Another limitation of the current study is that the rabbits that were video recorded during the peri-operative period had interaction with veterinary staff. This could have contributed to some changes of the pain behaviours. Pinho et al. (2020) assessed pain-related behaviours in rabbits following orthopaedic surgery and the effects of the presence of an observer. They found that, during the pre-operative period, the rabbits were less active and explored less if the observer was present while during the post-operative period, behaviours such as e.g. winching increased and flinching decreased. They concluded that the influence of an observer on the rabbit’s behaviour could lead to false negative results when assessing pain. In a busy veterinary clinic, the interaction between the animals and the veterinary staff during the peri-operative period is normal practice. Veterinary staff is constantly responsible for the care of the inpatients while hospitalised. The aim of the current study was to develop a pain assessment tool that could be used in such environment. For this reason, the rabbits recorded in the videos were hospitalised in wards according to the normal practice protocol. Moreover, the video clips selected during the current study were solely time-based (Before and After surgery) to highlight those behaviours that were seen more frequently perioperatively irrespective of whether there was interaction or not between the rabbits and the veterinary staff.

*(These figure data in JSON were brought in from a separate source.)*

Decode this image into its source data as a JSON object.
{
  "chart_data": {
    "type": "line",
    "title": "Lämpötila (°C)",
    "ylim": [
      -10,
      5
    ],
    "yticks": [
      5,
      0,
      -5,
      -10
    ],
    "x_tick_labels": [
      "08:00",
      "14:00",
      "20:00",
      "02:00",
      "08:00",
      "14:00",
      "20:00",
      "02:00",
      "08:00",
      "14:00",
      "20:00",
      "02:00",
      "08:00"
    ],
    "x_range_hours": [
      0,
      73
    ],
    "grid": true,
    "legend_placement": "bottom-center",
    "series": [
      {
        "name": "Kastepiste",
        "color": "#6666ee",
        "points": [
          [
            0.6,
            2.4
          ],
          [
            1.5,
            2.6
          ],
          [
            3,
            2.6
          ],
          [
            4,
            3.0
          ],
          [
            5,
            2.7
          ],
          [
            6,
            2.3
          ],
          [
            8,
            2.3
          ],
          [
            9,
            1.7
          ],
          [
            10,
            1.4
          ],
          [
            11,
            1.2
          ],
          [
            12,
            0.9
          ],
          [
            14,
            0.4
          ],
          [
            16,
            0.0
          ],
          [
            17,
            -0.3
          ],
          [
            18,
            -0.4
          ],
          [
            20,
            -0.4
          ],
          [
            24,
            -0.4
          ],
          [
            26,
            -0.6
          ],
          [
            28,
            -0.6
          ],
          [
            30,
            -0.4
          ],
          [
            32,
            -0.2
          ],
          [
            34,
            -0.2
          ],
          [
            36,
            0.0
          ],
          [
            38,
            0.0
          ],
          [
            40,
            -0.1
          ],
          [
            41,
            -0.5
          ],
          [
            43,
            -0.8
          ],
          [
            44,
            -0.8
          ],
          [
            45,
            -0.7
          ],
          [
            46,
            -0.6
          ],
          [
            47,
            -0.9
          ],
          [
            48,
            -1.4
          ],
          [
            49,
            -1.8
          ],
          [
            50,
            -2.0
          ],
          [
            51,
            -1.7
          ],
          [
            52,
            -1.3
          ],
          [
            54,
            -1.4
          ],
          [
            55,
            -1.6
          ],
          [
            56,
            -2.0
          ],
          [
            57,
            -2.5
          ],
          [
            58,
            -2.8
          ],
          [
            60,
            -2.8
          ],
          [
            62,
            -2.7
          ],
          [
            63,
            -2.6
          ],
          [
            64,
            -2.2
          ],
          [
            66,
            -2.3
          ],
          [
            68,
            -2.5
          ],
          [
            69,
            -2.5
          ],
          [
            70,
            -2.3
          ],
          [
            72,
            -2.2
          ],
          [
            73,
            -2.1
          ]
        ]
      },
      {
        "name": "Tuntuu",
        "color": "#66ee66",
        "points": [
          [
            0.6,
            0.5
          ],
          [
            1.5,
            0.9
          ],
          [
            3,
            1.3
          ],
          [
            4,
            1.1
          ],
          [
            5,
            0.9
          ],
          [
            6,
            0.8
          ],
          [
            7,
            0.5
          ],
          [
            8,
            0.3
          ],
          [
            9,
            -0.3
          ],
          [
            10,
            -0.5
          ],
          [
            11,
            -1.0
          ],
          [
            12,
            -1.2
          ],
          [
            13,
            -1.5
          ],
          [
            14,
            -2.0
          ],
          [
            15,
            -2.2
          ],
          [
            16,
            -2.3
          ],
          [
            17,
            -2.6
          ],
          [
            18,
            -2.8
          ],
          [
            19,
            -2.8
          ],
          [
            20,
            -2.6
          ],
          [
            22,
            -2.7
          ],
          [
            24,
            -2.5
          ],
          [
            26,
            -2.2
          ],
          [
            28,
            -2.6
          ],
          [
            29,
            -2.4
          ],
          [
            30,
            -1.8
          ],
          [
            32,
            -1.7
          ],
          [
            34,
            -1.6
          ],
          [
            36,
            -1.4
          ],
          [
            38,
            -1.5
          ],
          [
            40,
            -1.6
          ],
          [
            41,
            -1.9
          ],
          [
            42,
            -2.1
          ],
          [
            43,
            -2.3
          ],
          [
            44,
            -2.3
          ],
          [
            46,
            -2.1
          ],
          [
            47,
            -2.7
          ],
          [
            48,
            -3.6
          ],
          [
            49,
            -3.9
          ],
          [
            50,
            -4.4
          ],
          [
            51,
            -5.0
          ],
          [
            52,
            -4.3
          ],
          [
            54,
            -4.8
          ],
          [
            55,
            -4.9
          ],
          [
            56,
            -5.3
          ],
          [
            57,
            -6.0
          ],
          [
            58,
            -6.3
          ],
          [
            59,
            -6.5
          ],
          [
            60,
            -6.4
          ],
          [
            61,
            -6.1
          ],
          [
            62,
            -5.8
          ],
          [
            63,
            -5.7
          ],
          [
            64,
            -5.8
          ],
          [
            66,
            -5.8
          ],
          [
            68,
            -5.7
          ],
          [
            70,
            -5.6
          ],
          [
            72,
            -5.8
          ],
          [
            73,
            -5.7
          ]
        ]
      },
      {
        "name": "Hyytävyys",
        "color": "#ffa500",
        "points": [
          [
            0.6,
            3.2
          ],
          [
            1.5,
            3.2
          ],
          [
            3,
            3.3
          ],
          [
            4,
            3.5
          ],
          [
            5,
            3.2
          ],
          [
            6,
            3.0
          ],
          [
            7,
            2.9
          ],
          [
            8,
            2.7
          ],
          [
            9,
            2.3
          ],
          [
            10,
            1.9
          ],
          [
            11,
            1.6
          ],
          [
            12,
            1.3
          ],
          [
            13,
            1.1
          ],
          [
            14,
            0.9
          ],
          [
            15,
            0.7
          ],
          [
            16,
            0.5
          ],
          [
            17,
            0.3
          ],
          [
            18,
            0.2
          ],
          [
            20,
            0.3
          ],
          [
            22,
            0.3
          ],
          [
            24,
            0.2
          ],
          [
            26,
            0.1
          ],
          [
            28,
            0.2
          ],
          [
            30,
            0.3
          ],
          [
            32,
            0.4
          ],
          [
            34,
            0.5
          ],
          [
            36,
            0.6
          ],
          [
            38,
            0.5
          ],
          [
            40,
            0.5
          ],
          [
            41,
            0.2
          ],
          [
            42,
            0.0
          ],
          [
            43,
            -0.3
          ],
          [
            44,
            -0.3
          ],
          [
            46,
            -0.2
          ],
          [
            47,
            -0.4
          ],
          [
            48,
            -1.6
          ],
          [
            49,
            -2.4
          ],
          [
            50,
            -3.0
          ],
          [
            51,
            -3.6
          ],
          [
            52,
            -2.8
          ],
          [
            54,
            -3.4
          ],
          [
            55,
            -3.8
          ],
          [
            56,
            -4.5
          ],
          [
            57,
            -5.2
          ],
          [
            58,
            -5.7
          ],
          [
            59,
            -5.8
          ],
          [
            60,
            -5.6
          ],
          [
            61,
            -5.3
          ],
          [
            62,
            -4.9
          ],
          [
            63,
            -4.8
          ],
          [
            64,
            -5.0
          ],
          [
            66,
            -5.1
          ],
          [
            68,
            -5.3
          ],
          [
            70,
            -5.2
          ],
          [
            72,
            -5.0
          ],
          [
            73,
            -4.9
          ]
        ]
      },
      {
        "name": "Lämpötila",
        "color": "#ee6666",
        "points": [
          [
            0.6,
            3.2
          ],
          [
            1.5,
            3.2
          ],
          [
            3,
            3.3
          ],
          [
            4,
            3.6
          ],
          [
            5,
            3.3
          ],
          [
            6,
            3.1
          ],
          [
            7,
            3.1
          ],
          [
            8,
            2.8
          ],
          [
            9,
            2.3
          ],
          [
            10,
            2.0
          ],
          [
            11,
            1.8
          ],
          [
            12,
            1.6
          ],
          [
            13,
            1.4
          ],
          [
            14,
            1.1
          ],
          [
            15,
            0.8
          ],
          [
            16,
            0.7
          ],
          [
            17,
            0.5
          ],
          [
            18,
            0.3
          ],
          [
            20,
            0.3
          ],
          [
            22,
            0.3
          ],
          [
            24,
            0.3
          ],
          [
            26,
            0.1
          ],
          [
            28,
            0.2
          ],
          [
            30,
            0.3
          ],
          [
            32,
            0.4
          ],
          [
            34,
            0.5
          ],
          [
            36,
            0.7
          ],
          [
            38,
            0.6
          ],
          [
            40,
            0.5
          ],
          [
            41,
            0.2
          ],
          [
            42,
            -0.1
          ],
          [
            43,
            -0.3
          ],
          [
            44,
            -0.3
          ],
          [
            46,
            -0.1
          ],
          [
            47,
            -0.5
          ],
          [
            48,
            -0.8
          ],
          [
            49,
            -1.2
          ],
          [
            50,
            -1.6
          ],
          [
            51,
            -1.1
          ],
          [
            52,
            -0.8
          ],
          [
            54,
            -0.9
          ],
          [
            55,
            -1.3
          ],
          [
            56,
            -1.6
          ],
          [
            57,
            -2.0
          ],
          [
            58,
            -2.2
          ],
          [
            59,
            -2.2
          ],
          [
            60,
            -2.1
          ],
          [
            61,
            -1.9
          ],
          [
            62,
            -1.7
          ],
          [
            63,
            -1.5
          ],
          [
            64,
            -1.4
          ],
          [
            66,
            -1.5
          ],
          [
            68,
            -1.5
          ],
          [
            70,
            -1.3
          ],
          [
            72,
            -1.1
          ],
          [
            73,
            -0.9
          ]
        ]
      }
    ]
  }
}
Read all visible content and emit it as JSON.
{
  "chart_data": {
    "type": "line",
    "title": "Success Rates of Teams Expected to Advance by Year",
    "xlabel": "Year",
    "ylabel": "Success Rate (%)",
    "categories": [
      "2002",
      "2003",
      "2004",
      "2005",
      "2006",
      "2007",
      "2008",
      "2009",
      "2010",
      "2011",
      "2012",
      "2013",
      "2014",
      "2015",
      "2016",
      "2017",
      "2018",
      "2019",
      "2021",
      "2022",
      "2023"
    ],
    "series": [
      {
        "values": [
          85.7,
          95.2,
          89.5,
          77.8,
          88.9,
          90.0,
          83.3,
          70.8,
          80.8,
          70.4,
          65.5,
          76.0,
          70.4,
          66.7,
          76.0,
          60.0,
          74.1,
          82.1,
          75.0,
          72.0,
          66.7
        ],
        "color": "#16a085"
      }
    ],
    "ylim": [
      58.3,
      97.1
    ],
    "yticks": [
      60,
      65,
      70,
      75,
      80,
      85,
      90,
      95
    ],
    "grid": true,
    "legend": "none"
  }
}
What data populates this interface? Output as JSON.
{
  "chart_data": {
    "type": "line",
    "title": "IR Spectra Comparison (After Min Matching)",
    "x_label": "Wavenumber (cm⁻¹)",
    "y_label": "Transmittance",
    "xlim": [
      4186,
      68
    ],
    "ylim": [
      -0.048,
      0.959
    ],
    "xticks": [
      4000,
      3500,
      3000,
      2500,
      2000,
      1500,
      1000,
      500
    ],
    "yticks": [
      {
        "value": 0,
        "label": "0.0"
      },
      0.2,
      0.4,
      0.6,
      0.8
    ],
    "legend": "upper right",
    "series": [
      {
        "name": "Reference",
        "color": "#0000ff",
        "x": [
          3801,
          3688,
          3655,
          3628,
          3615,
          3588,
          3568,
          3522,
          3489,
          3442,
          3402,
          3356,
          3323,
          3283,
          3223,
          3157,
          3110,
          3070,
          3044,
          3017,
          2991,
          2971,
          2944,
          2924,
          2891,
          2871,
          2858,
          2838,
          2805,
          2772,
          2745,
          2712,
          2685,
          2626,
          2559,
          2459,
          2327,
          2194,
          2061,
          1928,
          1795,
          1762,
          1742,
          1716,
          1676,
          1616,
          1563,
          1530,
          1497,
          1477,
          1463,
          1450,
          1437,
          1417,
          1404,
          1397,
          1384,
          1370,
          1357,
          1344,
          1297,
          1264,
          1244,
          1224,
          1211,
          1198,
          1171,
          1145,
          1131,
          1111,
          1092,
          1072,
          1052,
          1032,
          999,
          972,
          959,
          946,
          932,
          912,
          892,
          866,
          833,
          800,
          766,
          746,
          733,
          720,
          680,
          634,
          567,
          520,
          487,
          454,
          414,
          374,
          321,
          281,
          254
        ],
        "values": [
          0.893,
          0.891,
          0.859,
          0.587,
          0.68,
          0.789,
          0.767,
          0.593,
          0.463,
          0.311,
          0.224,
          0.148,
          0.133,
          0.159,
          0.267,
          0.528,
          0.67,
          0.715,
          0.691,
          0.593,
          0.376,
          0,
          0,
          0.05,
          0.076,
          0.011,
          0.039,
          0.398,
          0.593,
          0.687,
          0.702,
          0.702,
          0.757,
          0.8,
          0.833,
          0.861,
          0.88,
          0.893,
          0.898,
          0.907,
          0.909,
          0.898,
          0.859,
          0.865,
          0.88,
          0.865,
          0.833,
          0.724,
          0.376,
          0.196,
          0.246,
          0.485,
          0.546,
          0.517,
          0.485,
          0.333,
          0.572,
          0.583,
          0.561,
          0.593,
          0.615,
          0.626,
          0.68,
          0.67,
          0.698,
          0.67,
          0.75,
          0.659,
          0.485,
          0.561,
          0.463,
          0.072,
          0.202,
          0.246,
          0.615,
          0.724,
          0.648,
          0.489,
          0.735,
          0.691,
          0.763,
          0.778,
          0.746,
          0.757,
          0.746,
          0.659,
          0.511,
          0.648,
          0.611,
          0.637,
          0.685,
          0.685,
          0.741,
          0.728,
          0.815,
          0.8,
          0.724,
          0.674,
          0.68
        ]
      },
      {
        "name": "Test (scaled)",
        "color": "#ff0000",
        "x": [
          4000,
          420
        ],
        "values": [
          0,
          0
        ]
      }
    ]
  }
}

The rabbits recorded in the videos during the pre-operative period could also have exhibited signs of stress due to the new environment leading to a misinterpretation of the “no-pain” descriptors. To reduce this eventuality, the “no pain” descriptors assessed during the video observation were based on the results of the two focus groups where specific pain behaviours were thoroughly considered. However, at the present, no stress scales such as those for horses [54] and cats [55] are available for rabbits, and therefore specific stress descriptors could not be confirmed or rejected during the analysis. The influence of stress on pain and the consequent rabbit behavioural response is not yet well understood, and further research is necessary.


Adequate pain assessment is best achieved by the use of a species-specific, multidimensional pain scale. This study has filled a gap in rabbit medicine by developing the BRPS: a multidimensional pain scale similar to those currently available for cats and dogs, but specific to rabbits. The BRPS was developed using a unique approach based on focus group discussions and direct observation of the animals. It is comprised of six categories each rated on a 4-point scale and shows high internal consistency. The BRPS includes the category ‘Ears’ acknowledging that not only the position, but also the movement of the rabbit’s ears are important, and allowing the assessment of lop-eared as well as straight-eared rabbits, a limiting factor in other pain assessment tools already available for this species. The BRPS has the potential to improve the assessment and management of pain in rabbits by providing veterinary professionals with a novel, multidimensional pain assessment tool. Further studies will investigate the clinical utility, validity and reliability of the BRPS.


The authors would like to thank The Alumni Association of the University of Bristol who supported this work, and all the participants of the focus groups and the respondents of the survey for their time and for sharing their expertise and experience.